PS I Love You: Meet Me at the Muster Station


Meet Me at the Muster Station is the debut full-length album from Kingston, Ontario recording artists PS I Love You.  A duo consisting of Benjamin Nelson and Paul Saulnier, the band mixes guitar, drums, organ, bass, and feedback galore to produce a brash sonic squall that has powerful strengths and a notable shortcoming.  There is no doubt the band will make their mark with the Pitchfork-tight jeans and goofy glasses crowd searching for a hot new rave up but what is really happening inside this so-called Muster Station?

First things first, Saulnier rips on guitar.  His work throughout the album is the absolute highlight and his seemingly vocoded solo toward the end of “Breadends” could get him to at least the Sweet 16 of the indie rock guitar king tournament I just made up.  Mixing sheets of feedback with intricate fretwork and chunky chording his nimble fingers dance all over Muster Station showing thoughtful ideas and abundant energy.  Dinosaur Jr.’s J Mascis’ mix of heavy riffing and supple, delicate touch is a fair legend to shoot for.  I think he’s probably a Doug Marsch fan as well.  More power to him.

One area where PS I Love You falls short is their vocal sound.  The breathy shrieks and processed, pained wails recall too many indie rocks to name.  That reverberating and simply annoying tone where the voice is supposed to sound desperate, wounded, and maybe even haunting is simply cliché.  We can’t argue about the authenticity but it falls flat to these ears and pales in comparison to the power the band is exuding with their instruments.  It’s unfortunate because most of the melodies are catchy and fit warmly inside the songs.
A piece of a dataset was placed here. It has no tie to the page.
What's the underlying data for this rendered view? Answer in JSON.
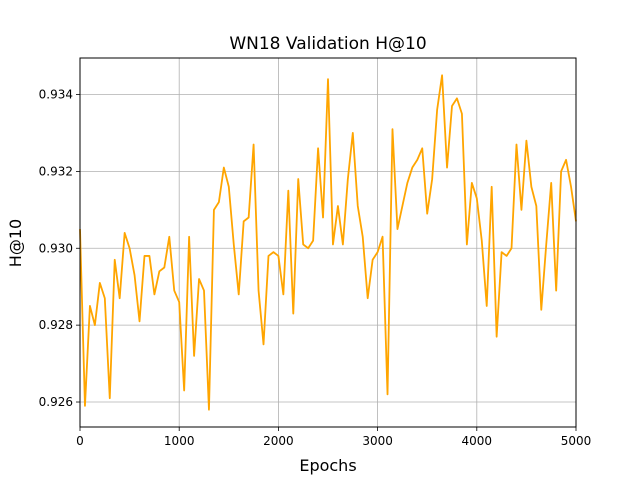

Muster Station’s title track is a very quick two-minute strut to open the album.  A bit of an anomaly with its lack of soupy feedback and somewhat clearly enunciated vocals,  Saulnier’s rhythm chopping fits tightly alongside the sparse and down tempo drumbeat from Nelson. These complementary sounds create wonderful space for just a touch of guitar theatrics as the songs quickly ends.   “CBEZ” is another highlight that starts off innocently but soon begins to rip and tear.  Here, Saulnier’s vocals are so affected at times they sound like a snarling guitar riff modulated a few octaves up.  The repeated bash and pomp of the chord progression gives the track a skyward arch, lurching and leering for salvation. “Facelove” carries a bit of pop bounce akin to Arcade Fire before Saulnier dives into a fierce  and distorted lick a minute in.  Later he dances up the fret board for a hint of Eruption-style pyrotechnics and back down for some sustained note melting. Live, I think Saulnier may melt a bit more than notes.

None of this is to say that Nelson doesn’t find creative percussion to accompany his axe-wielding band mate.  He is much more than a simple bash and pounder like Meg White, but rather someone who seems to seek a little dynamism to accompany his power. Nonetheless, Saulnier makes the most noise on Muster Station and for that fans will return. If you like your indie rock with furious and fierce lead guitar check out PS I Love You.